Beyond the Laplacian: Interpolated Spectral Augmentation for Graph Neural Networks
Ziyao Cui, Edric Tam
TL;DR
This work addresses the limitation of relying solely on Laplacian-based spectral features for GNN augmentation by introducing Interpolated Laplacian Embeddings (ILEs), derived from the two-parameter family M(t,s) = tD − sA. It provides a spectral-graph-theory interpretation of the embeddings via Rayleigh quotients and shows that varying (t,s) trades off community structure and core-periphery signals, potentially improving downstream node classification. Through extensive experiments on SBM simulations and real networks (with and without features, and with corrupted features), ILEs often outperform Laplacian embeddings, offering a practical guide for hyperparameter selection and emphasizing the value of a broader spectral toolkit. The work highlights the richness of non-Laplacian spectral representations for representation learning on graphs and paves the way for future extensions to directed, edge-featured, and dynamic graphs.
Abstract
Graph neural networks (GNNs) are fundamental tools in graph machine learning. The performance of GNNs relies crucially on the availability of informative node features, which can be limited or absent in real-life datasets and applications.
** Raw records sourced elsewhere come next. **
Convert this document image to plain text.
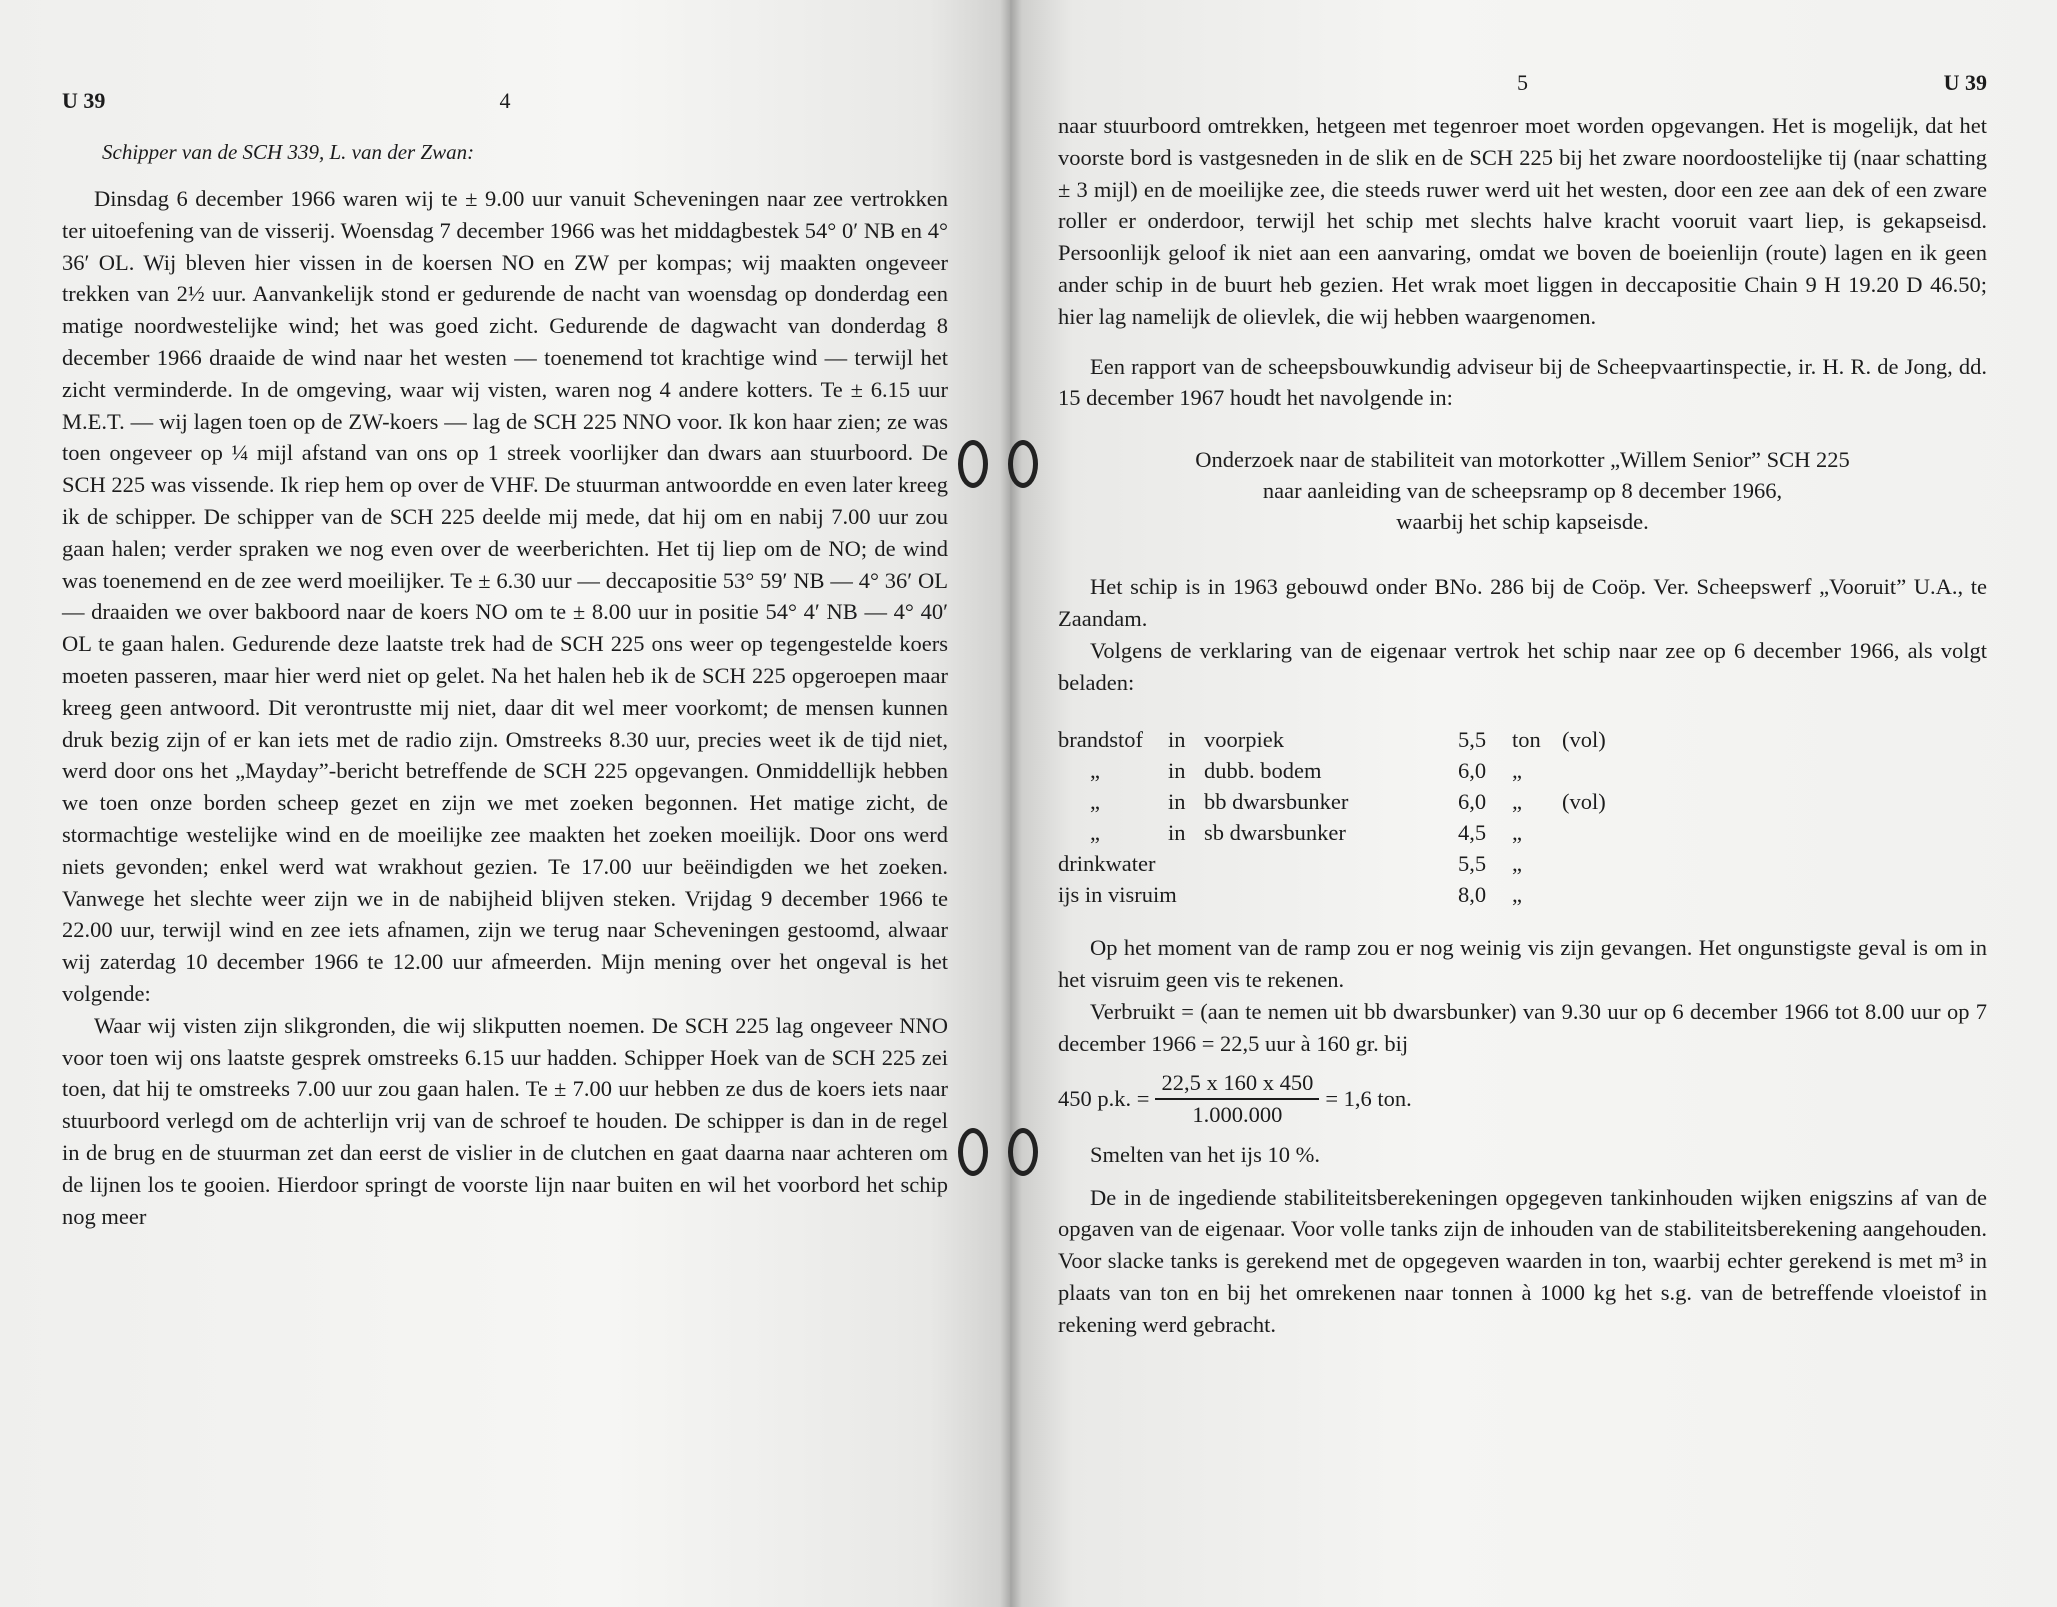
U 39	4
Schipper van de SCH 339, L. van der Zwan:

Dinsdag 6 december 1966 waren wij te ± 9.00 uur vanuit Scheveningen naar zee vertrokken ter uitoefening van de visserij. Woensdag 7 december 1966 was het middagbestek 54° 0′ NB en 4° 36′ OL. Wij bleven hier vissen in de koersen NO en ZW per kompas; wij maakten ongeveer trekken van 2½ uur. Aanvankelijk stond er gedurende de nacht van woensdag op donderdag een matige noordwestelijke wind; het was goed zicht. Gedurende de dagwacht van donderdag 8 december 1966 draaide de wind naar het westen — toenemend tot krachtige wind — terwijl het zicht verminderde. In de omgeving, waar wij visten, waren nog 4 andere kotters. Te ± 6.15 uur M.E.T. — wij lagen toen op de ZW-koers — lag de SCH 225 NNO voor. Ik kon haar zien; ze was toen ongeveer op ¼ mijl afstand van ons op 1 streek voorlijker dan dwars aan stuurboord. De SCH 225 was vissende. Ik riep hem op over de VHF. De stuurman antwoordde en even later kreeg ik de schipper. De schipper van de SCH 225 deelde mij mede, dat hij om en nabij 7.00 uur zou gaan halen; verder spraken we nog even over de weerberichten. Het tij liep om de NO; de wind was toenemend en de zee werd moeilijker. Te ± 6.30 uur — deccapositie 53° 59′ NB — 4° 36′ OL — draaiden we over bakboord naar de koers NO om te ± 8.00 uur in positie 54° 4′ NB — 4° 40′ OL te gaan halen. Gedurende deze laatste trek had de SCH 225 ons weer op tegengestelde koers moeten passeren, maar hier werd niet op gelet. Na het halen heb ik de SCH 225 opgeroepen maar kreeg geen antwoord. Dit verontrustte mij niet, daar dit wel meer voorkomt; de mensen kunnen druk bezig zijn of er kan iets met de radio zijn. Omstreeks 8.30 uur, precies weet ik de tijd niet, werd door ons het „Mayday”-bericht betreffende de SCH 225 opgevangen. Onmiddellijk hebben we toen onze borden scheep gezet en zijn we met zoeken begonnen. Het matige zicht, de stormachtige westelijke wind en de moeilijke zee maakten het zoeken moeilijk. Door ons werd niets gevonden; enkel werd wat wrakhout gezien. Te 17.00 uur beëindigden we het zoeken. Vanwege het slechte weer zijn we in de nabijheid blijven steken. Vrijdag 9 december 1966 te 22.00 uur, terwijl wind en zee iets afnamen, zijn we terug naar Scheveningen gestoomd, alwaar wij zaterdag 10 december 1966 te 12.00 uur afmeerden. Mijn mening over het ongeval is het volgende:

Waar wij visten zijn slikgronden, die wij slikputten noemen. De SCH 225 lag ongeveer NNO voor toen wij ons laatste gesprek omstreeks 6.15 uur hadden. Schipper Hoek van de SCH 225 zei toen, dat hij te omstreeks 7.00 uur zou gaan halen. Te ± 7.00 uur hebben ze dus de koers iets naar stuurboord verlegd om de achterlijn vrij van de schroef te houden. De schipper is dan in de regel in de brug en de stuurman zet dan eerst de vislier in de clutchen en gaat daarna naar achteren om de lijnen los te gooien. Hierdoor springt de voorste lijn naar buiten en wil het voorbord het schip nog meer

5	U 39

naar stuurboord omtrekken, hetgeen met tegenroer moet worden opgevangen. Het is mogelijk, dat het voorste bord is vastgesneden in de slik en de SCH 225 bij het zware noordoostelijke tij (naar schatting ± 3 mijl) en de moeilijke zee, die steeds ruwer werd uit het westen, door een zee aan dek of een zware roller er onderdoor, terwijl het schip met slechts halve kracht vooruit vaart liep, is gekapseisd. Persoonlijk geloof ik niet aan een aanvaring, omdat we boven de boeienlijn (route) lagen en ik geen ander schip in de buurt heb gezien. Het wrak moet liggen in deccapositie Chain 9 H 19.20 D 46.50; hier lag namelijk de olievlek, die wij hebben waargenomen.

Een rapport van de scheepsbouwkundig adviseur bij de Scheepvaartinspectie, ir. H. R. de Jong, dd. 15 december 1967 houdt het navolgende in:

Onderzoek naar de stabiliteit van motorkotter „Willem Senior” SCH 225
naar aanleiding van de scheepsramp op 8 december 1966,
waarbij het schip kapseisde.

Het schip is in 1963 gebouwd onder BNo. 286 bij de Coöp. Ver. Scheepswerf „Vooruit” U.A., te Zaandam.

Volgens de verklaring van de eigenaar vertrok het schip naar zee op 6 december 1966, als volgt beladen:

brandstof	in voorpiek	5,5	ton (vol)
„	in dubb. bodem	6,0	„
„	in bb dwarsbunker	6,0	„	(vol)
„	in sb dwarsbunker	4,5	„
drinkwater	5,5	„
ijs in visruim	8,0	„

Op het moment van de ramp zou er nog weinig vis zijn gevangen. Het ongunstigste geval is om in het visruim geen vis te rekenen.

Verbruikt = (aan te nemen uit bb dwarsbunker) van 9.30 uur op 6 december 1966 tot 8.00 uur op 7 december 1966 = 22,5 uur à 160 gr. bij

450 p.k. = $\frac{22,5 x 160 x 450}{1.000.000} = 1,6$ ton.
Smelten van het ijs 10 %.

De in de ingediende stabiliteitsberekeningen opgegeven tankinhouden wijken enigszins af van de opgaven van de eigenaar. Voor volle tanks zijn de inhouden van de stabiliteitsberekening aangehouden. Voor slacke tanks is gerekend met de opgegeven waarden in ton, waarbij echter gerekend is met m³ in plaats van ton en bij het omrekenen naar tonnen à 1000 kg het s.g. van de betreffende vloeistof in rekening werd gebracht.
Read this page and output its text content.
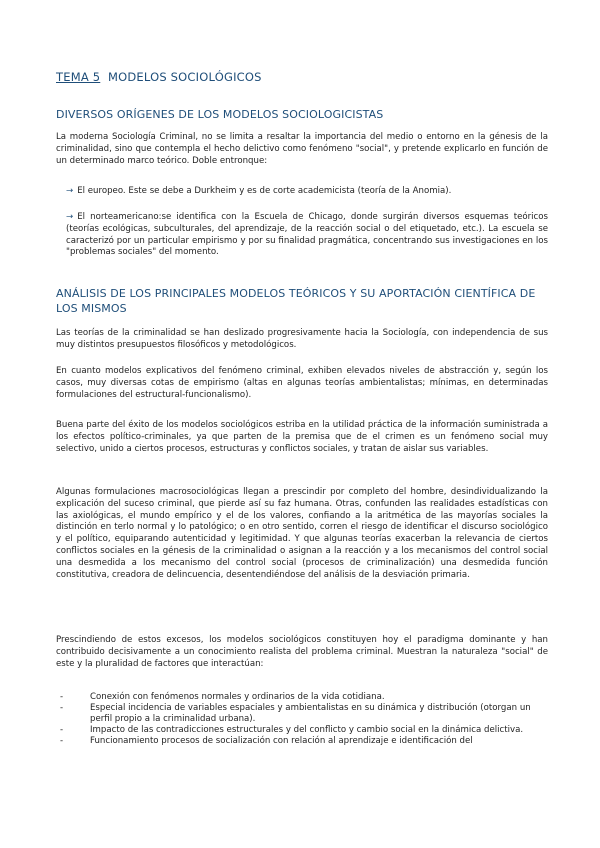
TEMA 5 MODELOS SOCIOLÓGICOS
DIVERSOS ORÍGENES DE LOS MODELOS SOCIOLOGICISTAS
La moderna Sociología Criminal, no se limita a resaltar la importancia del medio o entorno en la génesis de la criminalidad, sino que contempla el hecho delictivo como fenómeno "social", y pretende explicarlo en función de un determinado marco teórico. Doble entronque:
→ El europeo. Este se debe a Durkheim y es de corte academicista (teoría de la Anomia).
→ El norteamericano:se identifica con la Escuela de Chicago, donde surgirán diversos esquemas teóricos (teorías ecológicas, subculturales, del aprendizaje, de la reacción social o del etiquetado, etc.). La escuela se caracterizó por un particular empirismo y por su finalidad pragmática, concentrando sus investigaciones en los "problemas sociales" del momento.
ANÁLISIS DE LOS PRINCIPALES MODELOS TEÓRICOS Y SU APORTACIÓN CIENTÍFICA DE LOS MISMOS
Las teorías de la criminalidad se han deslizado progresivamente hacia la Sociología, con independencia de sus muy distintos presupuestos filosóficos y metodológicos.
En cuanto modelos explicativos del fenómeno criminal, exhiben elevados niveles de abstracción y, según los casos, muy diversas cotas de empirismo (altas en algunas teorías ambientalistas; mínimas, en determinadas formulaciones del estructural-funcionalismo).
Buena parte del éxito de los modelos sociológicos estriba en la utilidad práctica de la información suministrada a los efectos político-criminales, ya que parten de la premisa que de el crimen es un fenómeno social muy selectivo, unido a ciertos procesos, estructuras y conflictos sociales, y tratan de aislar sus variables.
Algunas formulaciones macrosociológicas llegan a prescindir por completo del hombre, desindividualizando la explicación del suceso criminal, que pierde así su faz humana. Otras, confunden las realidades estadísticas con las axiológicas, el mundo empírico y el de los valores, confiando a la aritmética de las mayorías sociales la distinción en terlo normal y lo patológico; o en otro sentido, corren el riesgo de identificar el discurso sociológico y el político, equiparando autenticidad y legitimidad. Y que algunas teorías exacerban la relevancia de ciertos conflictos sociales en la génesis de la criminalidad o asignan a la reacción y a los mecanismos del control social una desmedida a los mecanismo del control social (procesos de criminalización) una desmedida función constitutiva, creadora de delincuencia, desentendiéndose del análisis de la desviación primaria.
Prescindiendo de estos excesos, los modelos sociológicos constituyen hoy el paradigma dominante y han contribuido decisivamente a un conocimiento realista del problema criminal. Muestran la naturaleza "social" de este y la pluralidad de factores que interactúan:
-	Conexión con fenómenos normales y ordinarios de la vida cotidiana.
-	Especial incidencia de variables espaciales y ambientalistas en su dinámica y distribución (otorgan un perfil propio a la criminalidad urbana).
-	Impacto de las contradicciones estructurales y del conflicto y cambio social en la dinámica delictiva.
-	Funcionamiento procesos de socialización con relación al aprendizaje e identificación del
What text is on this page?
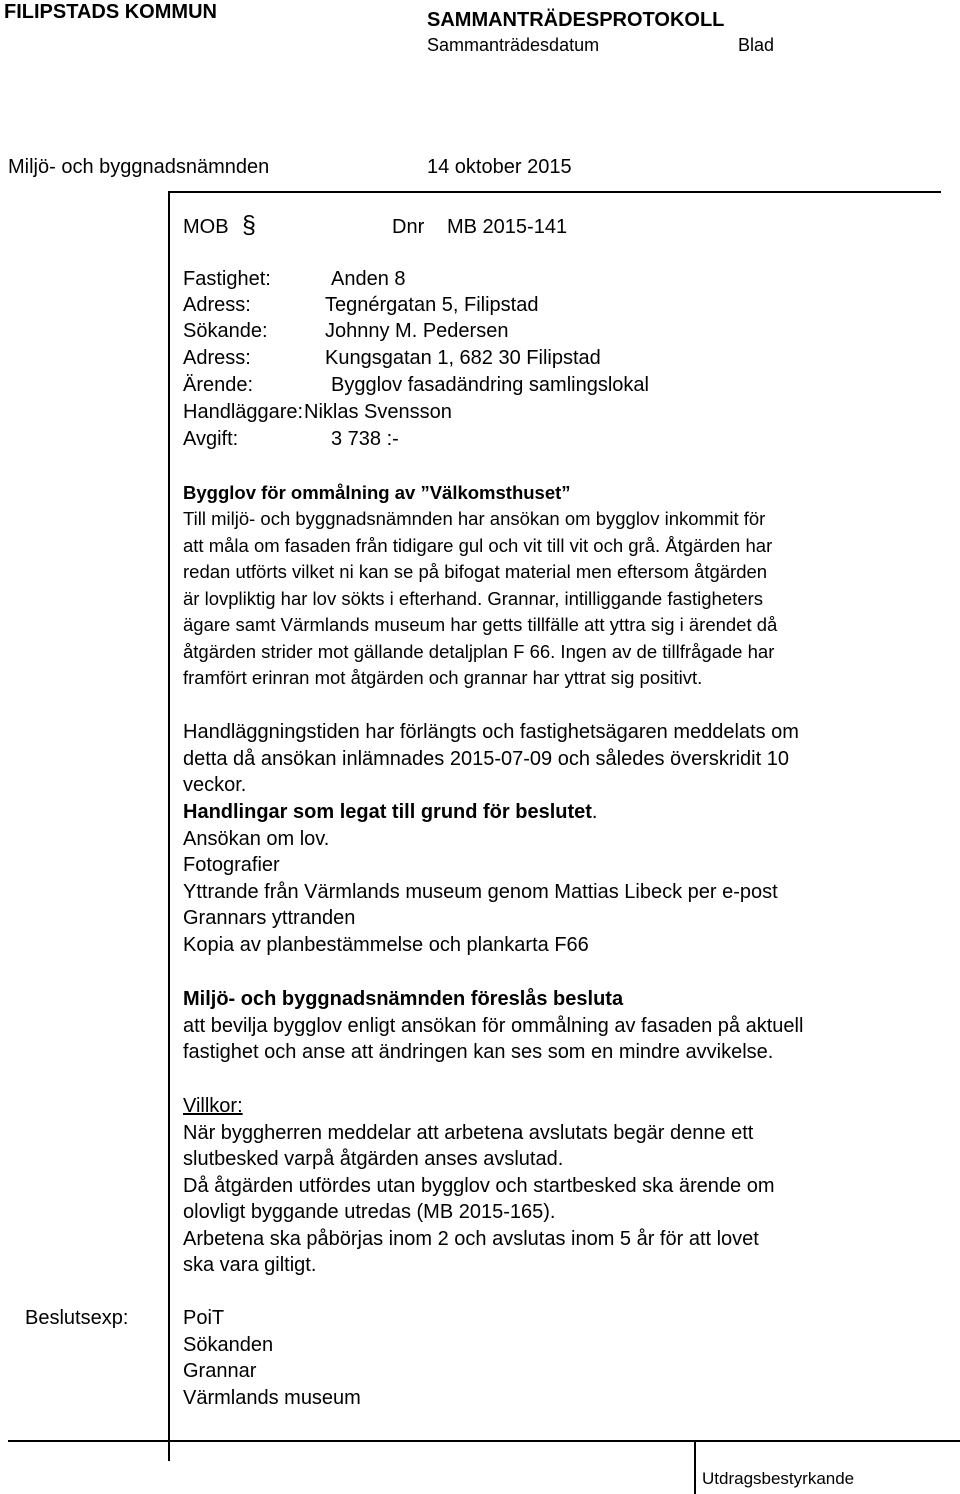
FILIPSTADS KOMMUN	SAMMANTRÄDESPROTOKOLL
Sammanträdesdatum	Blad
Miljö- och byggnadsnämnden	14 oktober 2015
MOB §	Dnr MB 2015-141
Fastighet:	Anden 8
Adress:	Tegnérgatan 5, Filipstad
Sökande:	Johnny M. Pedersen
Adress:	Kungsgatan 1, 682 30 Filipstad
Ärende:	Bygglov fasadändring samlingslokal
Handläggare: Niklas Svensson
Avgift:	3 738 :-
Bygglov för ommålning av ”Välkomsthuset”
Till miljö- och byggnadsnämnden har ansökan om bygglov inkommit för
att måla om fasaden från tidigare gul och vit till vit och grå. Åtgärden har
redan utförts vilket ni kan se på bifogat material men eftersom åtgärden
är lovpliktig har lov sökts i efterhand. Grannar, intilliggande fastigheters
ägare samt Värmlands museum har getts tillfälle att yttra sig i ärendet då
åtgärden strider mot gällande detaljplan F 66. Ingen av de tillfrågade har
framfört erinran mot åtgärden och grannar har yttrat sig positivt.
Handläggningstiden har förlängts och fastighetsägaren meddelats om
detta då ansökan inlämnades 2015-07-09 och således överskridit 10
veckor.
Handlingar som legat till grund för beslutet.
Ansökan om lov.
Fotografier
Yttrande från Värmlands museum genom Mattias Libeck per e-post
Grannars yttranden
Kopia av planbestämmelse och plankarta F66
Miljö- och byggnadsnämnden föreslås besluta
att bevilja bygglov enligt ansökan för ommålning av fasaden på aktuell
fastighet och anse att ändringen kan ses som en mindre avvikelse.
Villkor:
När byggherren meddelar att arbetena avslutats begär denne ett
slutbesked varpå åtgärden anses avslutad.
Då åtgärden utfördes utan bygglov och startbesked ska ärende om
olovligt byggande utredas (MB 2015-165).
Arbetena ska påbörjas inom 2 och avslutas inom 5 år för att lovet
ska vara giltigt.
Beslutsexp:	PoiT
Sökanden
Grannar
Värmlands museum
Utdragsbestyrkande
A natural remedy is to augment the node features with embeddings computed from eigenvectors of the graph Laplacian matrix. While it is natural to default to Laplacian spectral embeddings, which capture meaningful graph connectivity information, we ask whether spectral embeddings from alternative graph matrices can also provide useful representations for learning. We introduce Interpolated Laplacian Embeddings (ILEs), which are derived from a simple yet expressive family of graph matrices. Using tools from spectral graph theory, we offer a straightforward interpretation of the structural information that ILEs capture. We demonstrate through simulations and experiments on real-world datasets that feature augmentation via ILEs can improve performance across commonly used GNN architectures. Our work offers a straightforward and practical approach that broadens the practitioner's spectral augmentation toolkit when node features are limited.